Oliver died on Aug. 4, 2020, wrapped in his favorite blanket, in the arms of his favorite person.

“I was totally and utterly alone,” O’Brien said. “The only thing I ever had was Oliver, but I was completely content because he was mine and we did everything together.”

But O’Brien wasn’t alone. He was surrounded by an entire community that understood the hole an 8-pound dog can rip in your heart.

Not long after he lost Oliver, O’Brien took his car in for a tuneup, with Oliver’s blanket still spread across the front seat and Oliver’s nose prints still smudged on the passenger window.

Everyone at Motorwerks Mini in Golden Valley knew Oliver, who always arrived dressed to impress in an endless series of little hats, vests and bow ties.

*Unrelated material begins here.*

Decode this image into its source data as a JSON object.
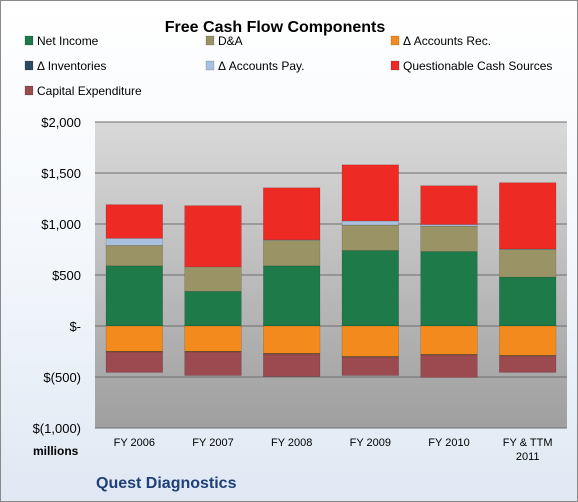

O’Brien gave the shop a heads-up before this visit so he wouldn’t have to answer any painful “Where’s Oliver?” questions.

When he picked up his car afterward, they’d left Oliver’s nose prints on the glass, untouched. On his favorite blanket, there was a tiny stuffed dog and an envelope, recording a $300 donation to a Yorkie rescue, in the name of Oliver Bruce O’Brien.

“Every time Ken would come in, Oliver would be with him,” said Michelle Phelps, service manager at the dog-friendly Mini Cooper dealership.

“He was just literally the kindest, sweetest dog we’ve ever met,” she added. “We just wanted to give our condolences to Ken on the loss of his best friend.”

Sometimes the smallest things help us through the hardest times.

One of Oliver’s red toy balls rests like a memorial on the staircase in the Minneapolis offices of CBX, the brand strategy firm where he spent so many of his days. No one has the heart to move it. There was an outpouring of condolences and so many floral bouquets, O’Brien is surrounded by flowers three weeks later.

“It’s so nice when people genuinely say they’re going to miss my dog, and they know he was more than just my dog,” he said.

This is a story about a boy and his dog. It’s the story of the difference small kindnesses make in a world that feels strange and distant, when nearly everyone is lost and grieving.

“In this day and age and this time, when we have to stay apart to stay together, it’s just sort of amazing that people rallied,” said O’Brien, who lost his emotional support animal, but not his emotional support.

“I really got a lot of emotional support after he died,” he added. “It went from Oliver to everyone around me.”